Pam's Scan Results and What Follows
It was very unusual not to hear promptly from the Oncologist about Pam's CT scan. He has always been on top of these things. The report was finally posted on MyChart on Friday last. The report found small lesions in the lungs that have remained stable in size and number. The Liver mets continued to shrink and some thickening in the colon within the rectosigmid region. We had hoped that the lung mets would be gone and were disappointed about that. We were happy that the liver mets continued to shrink. The treatments are working.
We did labs on Saturday and the results began popping up on MyChart. Blood work looks good. CEA came up on Sunday and had creeped up from 81.7 a month ago to 98.3. This was upsetting. It had been on a steady decline since the first reading of 1298 in February. Pam dreaded doing any more chemo. I told her that she should prepare for chemo on Monday as it was likely.

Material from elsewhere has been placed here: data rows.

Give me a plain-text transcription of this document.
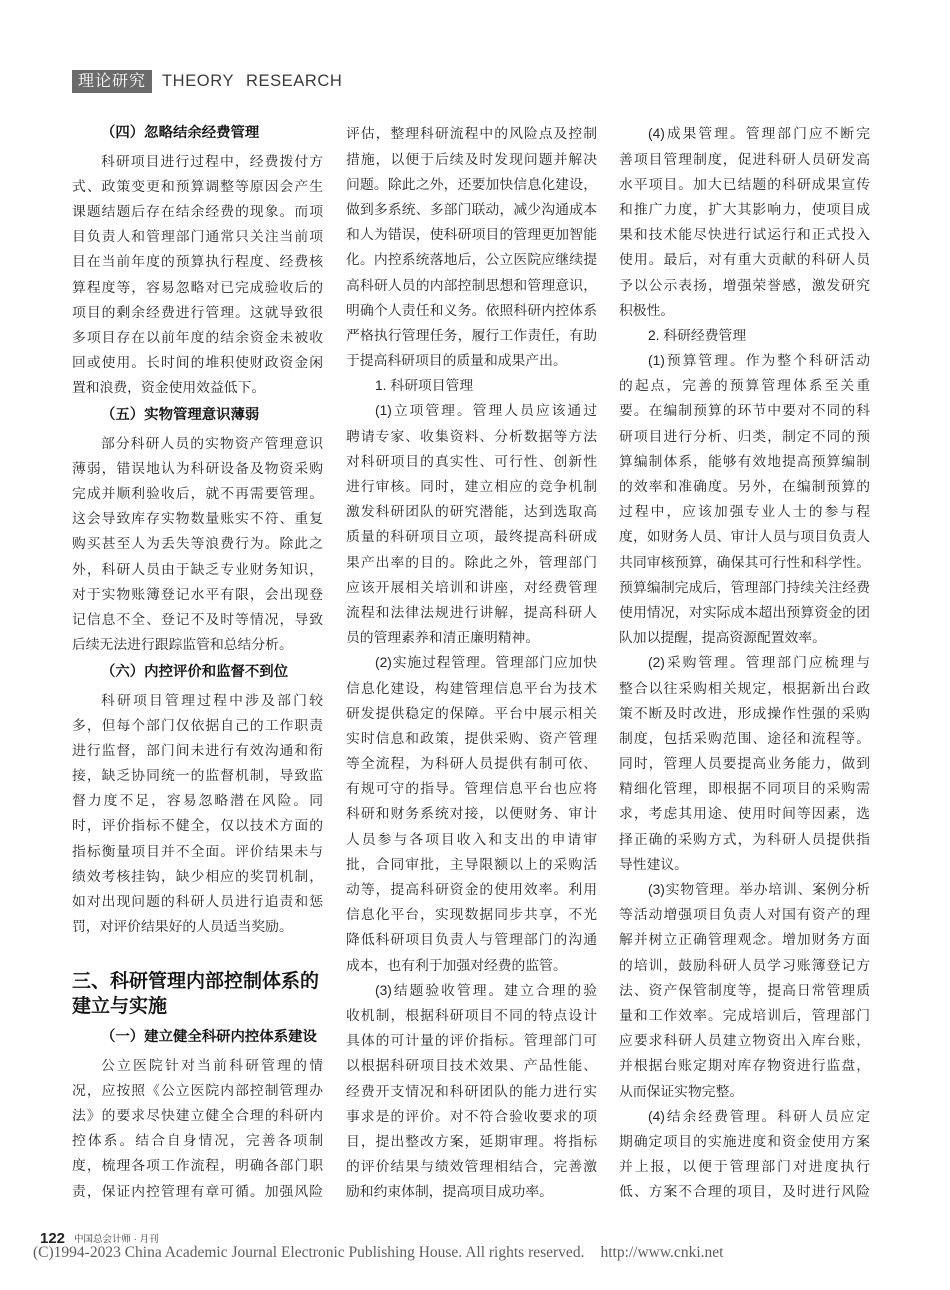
理论研究 THEORY RESEARCH
（四）忽略结余经费管理
科研项目进行过程中，经费拨付方
式、政策变更和预算调整等原因会产生
课题结题后存在结余经费的现象。而项
目负责人和管理部门通常只关注当前项
目在当前年度的预算执行程度、经费核
算程度等，容易忽略对已完成验收后的
项目的剩余经费进行管理。这就导致很
多项目存在以前年度的结余资金未被收
回或使用。长时间的堆积使财政资金闲
置和浪费，资金使用效益低下。
（五）实物管理意识薄弱
部分科研人员的实物资产管理意识
薄弱，错误地认为科研设备及物资采购
完成并顺利验收后，就不再需要管理。
这会导致库存实物数量账实不符、重复
购买甚至人为丢失等浪费行为。除此之
外，科研人员由于缺乏专业财务知识，
对于实物账簿登记水平有限，会出现登
记信息不全、登记不及时等情况，导致
后续无法进行跟踪监管和总结分析。
（六）内控评价和监督不到位
科研项目管理过程中涉及部门较
多，但每个部门仅依据自己的工作职责
进行监督，部门间未进行有效沟通和衔
接，缺乏协同统一的监督机制，导致监
督力度不足，容易忽略潜在风险。同
时，评价指标不健全，仅以技术方面的
指标衡量项目并不全面。评价结果未与
绩效考核挂钩，缺少相应的奖罚机制，
如对出现问题的科研人员进行追责和惩
罚，对评价结果好的人员适当奖励。
三、科研管理内部控制体系的
建立与实施
（一）建立健全科研内控体系建设
公立医院针对当前科研管理的情
况，应按照《公立医院内部控制管理办
法》的要求尽快建立健全合理的科研内
控体系。结合自身情况，完善各项制
度，梳理各项工作流程，明确各部门职
责，保证内控管理有章可循。加强风险
评估，整理科研流程中的风险点及控制
措施，以便于后续及时发现问题并解决
问题。除此之外，还要加快信息化建设，
做到多系统、多部门联动，减少沟通成本
和人为错误，使科研项目的管理更加智能
化。内控系统落地后，公立医院应继续提
高科研人员的内部控制思想和管理意识，
明确个人责任和义务。依照科研内控体系
严格执行管理任务，履行工作责任，有助
于提高科研项目的质量和成果产出。
1. 科研项目管理
(1)立项管理。管理人员应该通过
聘请专家、收集资料、分析数据等方法
对科研项目的真实性、可行性、创新性
进行审核。同时，建立相应的竞争机制
激发科研团队的研究潜能，达到选取高
质量的科研项目立项，最终提高科研成
果产出率的目的。除此之外，管理部门
应该开展相关培训和讲座，对经费管理
流程和法律法规进行讲解，提高科研人
员的管理素养和清正廉明精神。
(2)实施过程管理。管理部门应加快
信息化建设，构建管理信息平台为技术
研发提供稳定的保障。平台中展示相关
实时信息和政策，提供采购、资产管理
等全流程，为科研人员提供有制可依、
有规可守的指导。管理信息平台也应将
科研和财务系统对接，以便财务、审计
人员参与各项目收入和支出的申请审
批，合同审批，主导限额以上的采购活
动等，提高科研资金的使用效率。利用
信息化平台，实现数据同步共享，不光
降低科研项目负责人与管理部门的沟通
成本，也有利于加强对经费的监管。
(3)结题验收管理。建立合理的验
收机制，根据科研项目不同的特点设计
具体的可计量的评价指标。管理部门可
以根据科研项目技术效果、产品性能、
经费开支情况和科研团队的能力进行实
事求是的评价。对不符合验收要求的项
目，提出整改方案，延期审理。将指标
的评价结果与绩效管理相结合，完善激
励和约束体制，提高项目成功率。
(4)成果管理。管理部门应不断完
善项目管理制度，促进科研人员研发高
水平项目。加大已结题的科研成果宣传
和推广力度，扩大其影响力，使项目成
果和技术能尽快进行试运行和正式投入
使用。最后，对有重大贡献的科研人员
予以公示表扬，增强荣誉感，激发研究
积极性。
2. 科研经费管理
(1)预算管理。作为整个科研活动
的起点，完善的预算管理体系至关重
要。在编制预算的环节中要对不同的科
研项目进行分析、归类，制定不同的预
算编制体系，能够有效地提高预算编制
的效率和准确度。另外，在编制预算的
过程中，应该加强专业人士的参与程
度，如财务人员、审计人员与项目负责人
共同审核预算，确保其可行性和科学性。
预算编制完成后，管理部门持续关注经费
使用情况，对实际成本超出预算资金的团
队加以提醒，提高资源配置效率。
(2)采购管理。管理部门应梳理与
整合以往采购相关规定，根据新出台政
策不断及时改进，形成操作性强的采购
制度，包括采购范围、途径和流程等。
同时，管理人员要提高业务能力，做到
精细化管理，即根据不同项目的采购需
求，考虑其用途、使用时间等因素，选
择正确的采购方式，为科研人员提供指
导性建议。
(3)实物管理。举办培训、案例分析
等活动增强项目负责人对国有资产的理
解并树立正确管理观念。增加财务方面
的培训，鼓励科研人员学习账簿登记方
法、资产保管制度等，提高日常管理质
量和工作效率。完成培训后，管理部门
应要求科研人员建立物资出入库台账，
并根据台账定期对库存物资进行监盘，
从而保证实物完整。
(4)结余经费管理。科研人员应定
期确定项目的实施进度和资金使用方案
并上报，以便于管理部门对进度执行
低、方案不合理的项目，及时进行风险
122 中国总会计师 · 月刊
(C)1994-2023 China Academic Journal Electronic Publishing House. All rights reserved. http://www.cnki.net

We put together a list of questions for the oncologist visit Monday morning. I had questions about what other treatments may be available, ie. surgery, radio frequency ablation, radiation, etc. Our oncologist has never spoken of any of these options other than to say surgery is not an option. His reports have always stated that care is palliative.
We prepared for the worst and met with the Doc. He wasn't aware that the scan had been completed. It turns out that he NP had ordered the scan and it was not in his feed. He apologized for us not being notified and urged us to call his office if such a thing happened in the future. Again, he is always on top of these things and informs us promptly.
Paraphrasing and in summary, he said that the lung mets may be remaing scar tissue or dead cancer from the treatments. He is going to order a PET scan. Maybe the insurance won't reject this request like they did the last one.
He was happy with the liver mets continuing to shrink. He brought up radio frequency ablation, HAI Hepatic Artery Infusion, and SIRT Selective Internal Radiation Therapy to address the liver mets. He will be in contact with the specialists to see what they have to say about treatments for Pam.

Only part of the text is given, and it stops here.